Skip to main content

Module spec_decode

Module spec_decode 

Source
Expand description

Speculative decoding scheduling pattern (plan #34).

Borrowed from MAX’s serving scheduler structure (one_shot_scheduler.py, decode/prefill split). The classic Leviathan-et-al “Fast Inference from Transformers via Speculative Decoding” algorithm — a small draft model proposes n tokens; the larger target model verifies all n in one forward pass; tokens are accepted up to the first rejection, then one extra “corrected” token is sampled from the residual distribution.
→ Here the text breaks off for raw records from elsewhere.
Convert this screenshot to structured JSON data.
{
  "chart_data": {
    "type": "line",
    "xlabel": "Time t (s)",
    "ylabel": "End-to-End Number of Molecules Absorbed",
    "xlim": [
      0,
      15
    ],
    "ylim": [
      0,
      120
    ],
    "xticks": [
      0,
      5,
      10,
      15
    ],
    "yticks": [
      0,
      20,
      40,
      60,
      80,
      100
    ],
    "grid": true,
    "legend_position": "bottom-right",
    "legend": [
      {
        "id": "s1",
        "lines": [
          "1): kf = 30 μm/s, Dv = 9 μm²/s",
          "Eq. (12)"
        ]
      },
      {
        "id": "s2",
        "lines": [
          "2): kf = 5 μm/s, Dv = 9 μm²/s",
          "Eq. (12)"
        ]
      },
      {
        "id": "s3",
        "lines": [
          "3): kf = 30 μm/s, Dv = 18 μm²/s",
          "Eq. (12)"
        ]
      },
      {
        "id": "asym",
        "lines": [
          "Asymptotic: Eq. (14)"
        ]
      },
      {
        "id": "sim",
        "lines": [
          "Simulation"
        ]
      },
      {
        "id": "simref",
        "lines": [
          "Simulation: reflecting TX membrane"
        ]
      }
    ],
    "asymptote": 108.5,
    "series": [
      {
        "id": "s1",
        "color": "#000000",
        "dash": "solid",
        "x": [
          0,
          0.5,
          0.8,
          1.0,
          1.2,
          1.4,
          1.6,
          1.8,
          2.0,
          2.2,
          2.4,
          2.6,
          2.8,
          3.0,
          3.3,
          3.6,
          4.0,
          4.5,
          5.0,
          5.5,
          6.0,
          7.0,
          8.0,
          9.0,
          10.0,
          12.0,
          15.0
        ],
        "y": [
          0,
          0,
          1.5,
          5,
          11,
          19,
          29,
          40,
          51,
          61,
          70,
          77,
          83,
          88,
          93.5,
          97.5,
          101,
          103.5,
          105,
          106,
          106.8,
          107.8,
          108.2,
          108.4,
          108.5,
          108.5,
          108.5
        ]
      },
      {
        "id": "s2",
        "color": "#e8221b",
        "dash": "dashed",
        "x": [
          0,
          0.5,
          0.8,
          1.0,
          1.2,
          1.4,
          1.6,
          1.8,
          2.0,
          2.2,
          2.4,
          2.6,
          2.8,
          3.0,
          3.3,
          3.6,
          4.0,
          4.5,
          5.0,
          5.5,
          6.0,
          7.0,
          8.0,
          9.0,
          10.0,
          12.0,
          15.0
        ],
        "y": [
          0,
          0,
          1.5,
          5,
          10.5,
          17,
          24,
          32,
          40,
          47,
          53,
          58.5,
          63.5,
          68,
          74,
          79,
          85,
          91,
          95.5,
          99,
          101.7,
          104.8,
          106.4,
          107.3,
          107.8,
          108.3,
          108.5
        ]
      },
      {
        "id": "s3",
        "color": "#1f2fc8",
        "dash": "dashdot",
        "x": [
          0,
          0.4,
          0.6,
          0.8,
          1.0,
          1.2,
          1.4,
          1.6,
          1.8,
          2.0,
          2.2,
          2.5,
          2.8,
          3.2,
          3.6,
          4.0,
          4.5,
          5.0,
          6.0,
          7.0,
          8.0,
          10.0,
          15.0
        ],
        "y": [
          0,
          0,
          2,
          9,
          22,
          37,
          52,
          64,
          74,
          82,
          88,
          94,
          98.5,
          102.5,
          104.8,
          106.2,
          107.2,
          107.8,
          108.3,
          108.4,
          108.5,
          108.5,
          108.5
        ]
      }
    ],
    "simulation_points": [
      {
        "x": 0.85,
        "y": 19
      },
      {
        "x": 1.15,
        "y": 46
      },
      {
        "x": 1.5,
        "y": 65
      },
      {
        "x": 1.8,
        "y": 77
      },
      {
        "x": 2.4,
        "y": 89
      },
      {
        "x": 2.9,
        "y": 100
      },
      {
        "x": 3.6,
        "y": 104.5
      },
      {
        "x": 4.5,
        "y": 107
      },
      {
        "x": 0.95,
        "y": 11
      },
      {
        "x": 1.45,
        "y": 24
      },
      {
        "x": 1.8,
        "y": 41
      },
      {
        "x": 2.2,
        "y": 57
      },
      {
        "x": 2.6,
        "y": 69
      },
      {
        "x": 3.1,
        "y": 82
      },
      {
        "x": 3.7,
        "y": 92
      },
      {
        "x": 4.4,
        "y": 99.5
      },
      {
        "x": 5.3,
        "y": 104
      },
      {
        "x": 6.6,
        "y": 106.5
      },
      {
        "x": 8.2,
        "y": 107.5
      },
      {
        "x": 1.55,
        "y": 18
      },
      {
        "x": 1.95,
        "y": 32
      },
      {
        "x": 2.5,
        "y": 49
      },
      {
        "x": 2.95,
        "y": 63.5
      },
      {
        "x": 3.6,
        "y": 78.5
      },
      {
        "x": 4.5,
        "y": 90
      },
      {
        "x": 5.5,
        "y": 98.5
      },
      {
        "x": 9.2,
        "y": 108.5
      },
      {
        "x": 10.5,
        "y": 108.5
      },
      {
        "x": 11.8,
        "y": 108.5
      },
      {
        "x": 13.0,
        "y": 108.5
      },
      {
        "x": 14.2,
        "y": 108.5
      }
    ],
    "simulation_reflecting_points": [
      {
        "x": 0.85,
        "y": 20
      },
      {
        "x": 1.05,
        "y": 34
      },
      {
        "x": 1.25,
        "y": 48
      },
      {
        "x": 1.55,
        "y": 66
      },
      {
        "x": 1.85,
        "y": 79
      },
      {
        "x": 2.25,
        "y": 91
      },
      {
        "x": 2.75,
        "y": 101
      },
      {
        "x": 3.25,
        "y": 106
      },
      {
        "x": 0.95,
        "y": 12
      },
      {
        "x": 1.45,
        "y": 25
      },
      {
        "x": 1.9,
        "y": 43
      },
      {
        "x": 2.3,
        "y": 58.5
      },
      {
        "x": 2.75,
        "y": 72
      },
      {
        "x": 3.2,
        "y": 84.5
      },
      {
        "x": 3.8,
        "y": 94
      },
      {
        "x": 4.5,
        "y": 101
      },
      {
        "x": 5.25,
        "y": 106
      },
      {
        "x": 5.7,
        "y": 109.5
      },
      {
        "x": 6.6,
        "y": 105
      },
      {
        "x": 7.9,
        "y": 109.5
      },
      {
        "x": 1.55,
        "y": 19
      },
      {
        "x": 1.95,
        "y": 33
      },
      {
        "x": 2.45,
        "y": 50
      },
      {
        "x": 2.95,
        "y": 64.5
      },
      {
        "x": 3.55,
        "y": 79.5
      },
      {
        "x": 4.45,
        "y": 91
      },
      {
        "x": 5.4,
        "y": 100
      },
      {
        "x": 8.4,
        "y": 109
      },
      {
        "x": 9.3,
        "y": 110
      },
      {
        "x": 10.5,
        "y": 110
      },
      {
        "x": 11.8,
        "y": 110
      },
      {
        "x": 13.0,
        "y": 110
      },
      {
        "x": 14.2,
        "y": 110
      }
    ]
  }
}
Expected speedup on decode-heavy workloads: 2-3×.

Layout:

  • Speculator — trait an autoregressive model implements. Two methods: propose (draft) and verify (target).
  • DraftProposal / VerifyResult / AcceptDecision — wire-format data shapes.
  • speculative_accept — pure function that runs the acceptance algorithm. Testable without a real model.
  • SpecDecoder — orchestrator that calls a draft + target and returns the next batch of accepted tokens.

Structs§

AcceptDecision
Outcome of one speculative-decoding round.
DraftProposal
One round of draft proposals.
SpecDecoder
Top-level orchestrator. Holds a draft + target speculator and the lookahead window n. step() runs one full round and returns the tokens to append to the running context.
VerifyResult
Target model’s verification of the draft’s proposals.

Traits§

Speculator
Streaming speculator interface — one method to draft, one to verify. Real implementations bind to a CompiledGraph per model; testable implementations can return canned probability tables.

Functions§

speculative_accept
Pure speculative-acceptance algorithm. Given the draft’s proposal and the target’s verification, runs the per-position accept/reject test and returns the final decision. No model state, no I/O — easy to unit-test against hand-built distributions.